Monday, September 10, 2007

My New Favorite Thing

When I was a little girl, I took a variety of dance classes that ranged from tap and ballet when I was super young to gymnastics and jazz when I got older. I always thought I had a lot more skill than I actually did. But thank goodness I recognized that at an early age because, you see, now I KNOW how I look when I dance and I can take every sort of precautionary step to avoid having any one witness said embarrassment. However, all my efforts to keep my dancing prowess to myself shall not and will not limit my ability to sit back and observe those who unfortunately have not been warned of their inability to dazzle on the dance floor.

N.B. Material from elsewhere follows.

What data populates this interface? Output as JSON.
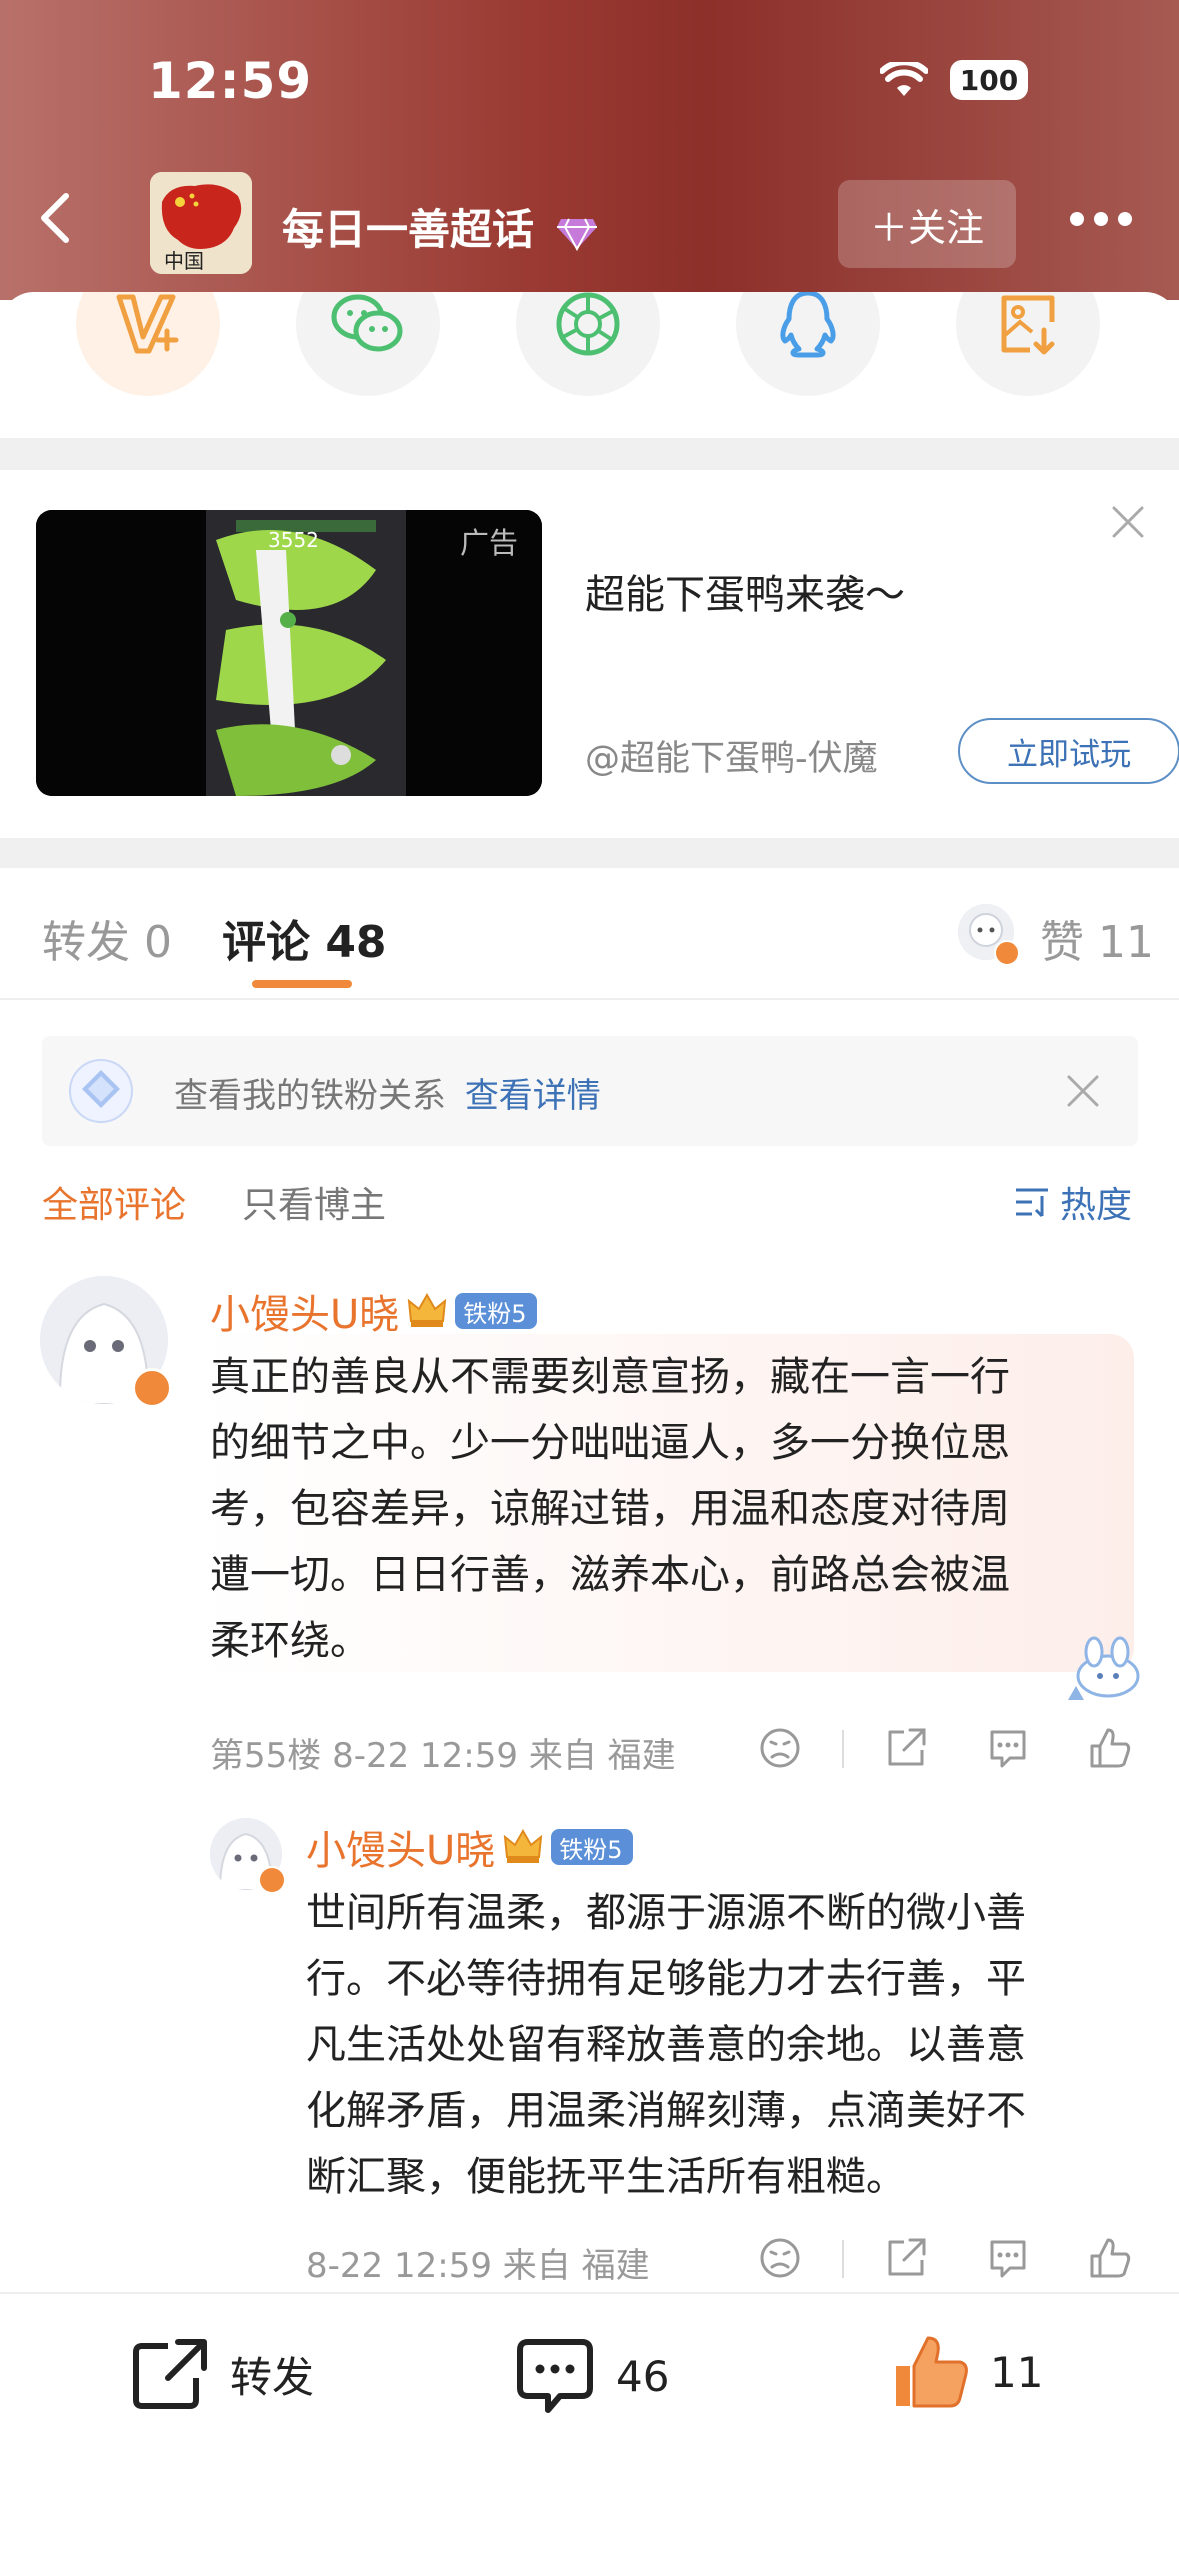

Now, there are a rare few people who can actually pull off public dancing. They fall into the following categories:

1. The "Who Cares" Dancer: I got to witness a WCD last week at Baker's Street. The gentleman (Jed was his name, I later found out) walked in and immediately set his body to the beat of the music. He did the typical confident, casual room promenade, pointing his fingers like a gun at the many people he recognized. I was immediately captivated by his suaveninity (made up word) and was even furtherly (another made up word) delighted when he got out on the dance floor. Friends, he was an acrobatic genius. His ability to grind up next to a chair has forever changed how I look at dining room sets, lawn furniture, and bar stools entirely. He was fabulous and I secretly hoped he would grab my hand and lead me into his world. But I'm pretty sure it was more fun from my angle.

2. The "Look at My Body" Dancer: Also known as the "I'm Gonna Dance With A Group Of Girls and Playfully Demonstrate What I Will Do With You Later" Dancer. These are some of the most entertaining people to watch because it usually takes about 4 1/2 drinks of alcohol to get to this point. Usually the LAMBDs are surprisingly skilled at placing themselves within viewing distance of every man in the room. Unfortunately, that might be the only thing they are skilled at. The level of alcohol in the LAMBDs system generally forces their eyes to roll back in their heads while the rest of their body parts perform some sort of tribal mating call which looks alarmingly similar to a vomiting kangaroo or an epileptic water moccasin. Soooo entertaining.

3. The "I'm So Drunk I'm Accidentally Dancing Really Well" Dancer. These dancers are almost always couple dancers. In some rare instances, when a certain level of intoxication is reached, a man and woman will magically collide on the dance floor and you all of a sudden feel like you are watching a Cirque Du Soleil performance. The alcohol forces their inhibitions to depart from their extremities and the result is quite magical. I got to see such a couple on Saturday night. I was watching another typical guy and girl drunken dance routine when all of a sudden he hoisted her in the air like a figure skater and then performed three to five fluid motions of twirling her around, dipping her toward the ground, and then magically bringing her to her feet again. It was terrifying slash awesome. For a moment, I thought he might drop her, so I started to get up from my chair in case CPR needed to be performed but in the end the only necessary response from myself was a heart-felt round of applause. I would soooo vote for them on So You Think You Can Dance.